Described detected through gel electrophoresis refers to adopt 6% non-denaturing polyacrylamide gel, and in the permanent power electrophoretic separation of 160V, last silver dyes colour developing.
Fruit is take in the present invention the wild cucumber PI183967(Cucumis sativus var.hardwickii of bitter taste) and fruit without the cucumber 931 of the bitter taste F that contain 189 individual plants of the close thorn choosing system in Xintai City (btbt) for parent's structure that isozygoty
2colony, for examination material, carries out SSR mark genetic linkage analysis (Fig. 1,2) to it, builds the SSR linkage group (Fig. 3) of Bt gene.In this linkage group, be SSR21558 with one of linked marker of the nearest both sides of Bt gene, genetic distance is 0.5cM; Another mark SSR20054, genetic distance is 1.0cM.Through different genetic background material identifications, mark SSR21558 detected result is compared checking accuracy rate with field phenotype is: the accuracy rate that is 95%, SSR20054 mark is: 75%, and use two marks mutually to confirm the accuracy rate of verifying and can reach 95%.

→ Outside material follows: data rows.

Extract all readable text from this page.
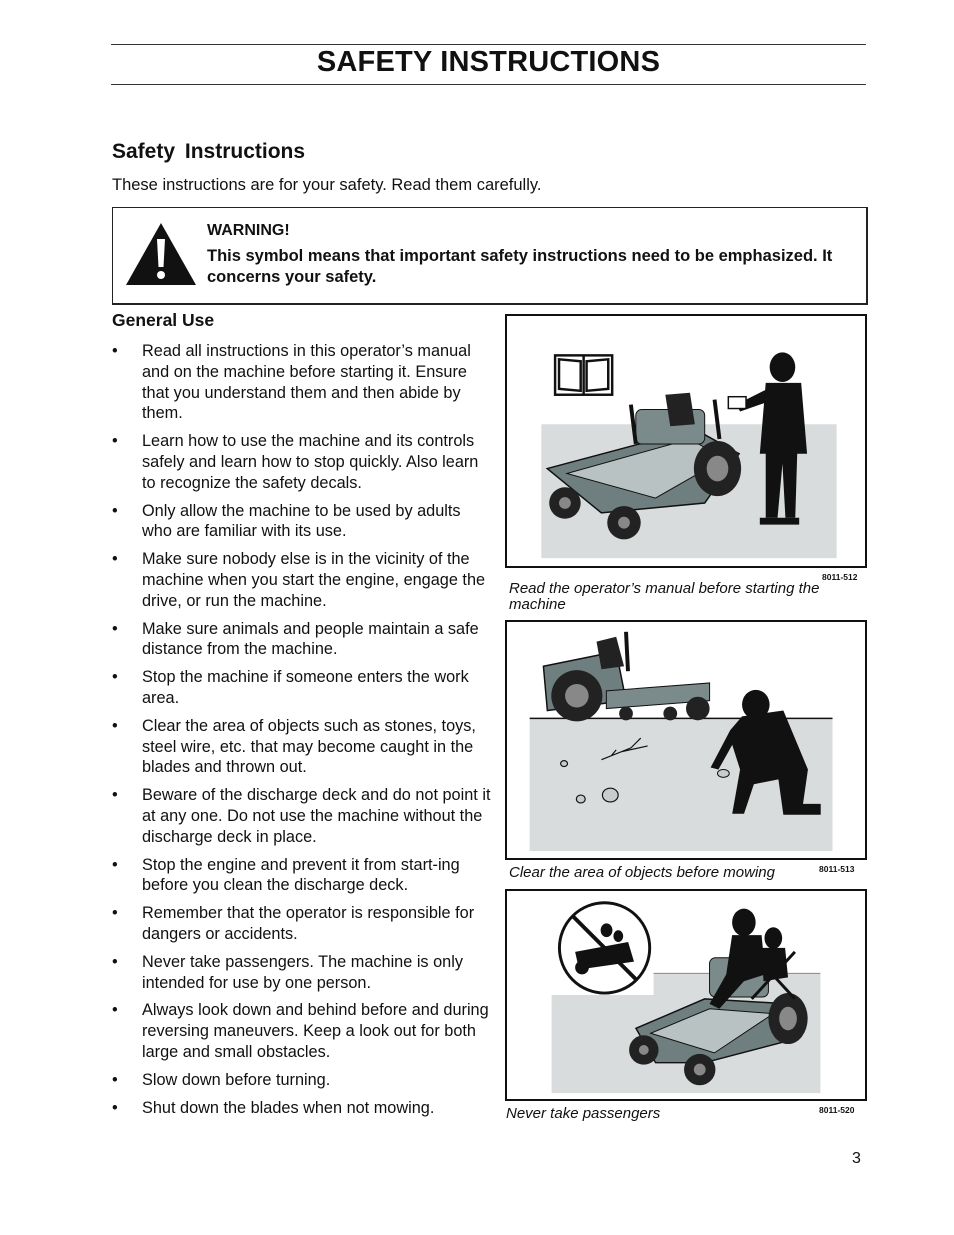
SAFETY INSTRUCTIONS
Safety Instructions
These instructions are for your safety. Read them carefully.
WARNING!
This symbol means that important safety instructions need to be emphasized. It concerns your safety.
General Use
• Read all instructions in this operator’s manual and on the machine before starting it. Ensure that you understand them and then abide by them.
• Learn how to use the machine and its controls safely and learn how to stop quickly. Also learn to recognize the safety decals.
• Only allow the machine to be used by adults who are familiar with its use.
• Make sure nobody else is in the vicinity of the machine when you start the engine, engage the drive, or run the machine.
• Make sure animals and people maintain a safe distance from the machine.
• Stop the machine if someone enters the work area.
• Clear the area of objects such as stones, toys, steel wire, etc. that may become caught in the blades and thrown out.
• Beware of the discharge deck and do not point it at any one. Do not use the machine without the discharge deck in place.
• Stop the engine and prevent it from start-ing before you clean the discharge deck.
• Remember that the operator is responsible for dangers or accidents.
• Never take passengers. The machine is only intended for use by one person.
• Always look down and behind before and during reversing maneuvers. Keep a look out for both large and small obstacles.
• Slow down before turning.
• Shut down the blades when not mowing.
8011-512
Read the operator’s manual before starting the machine
8011-513
Clear the area of objects before mowing
8011-520
Never take passengers
3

Can be used for cucumber variety candidate material rapid screening with the closely linked mark SSR21558 of Bt gene and SSR20054, thereby particularly can to the material of cucumber at seedling stage or seed directly carry out Molecular Identification select without fruit picryl because of cucumber material, do not need when cucumber yields positive results by the time its fruit to taste to judge.Molecular Identification is more accurate than the artificial result of tasting, and not disturbed by other factors, and saving of work and time, is not subject to seasonal effect, has shortened widely breeding cycle.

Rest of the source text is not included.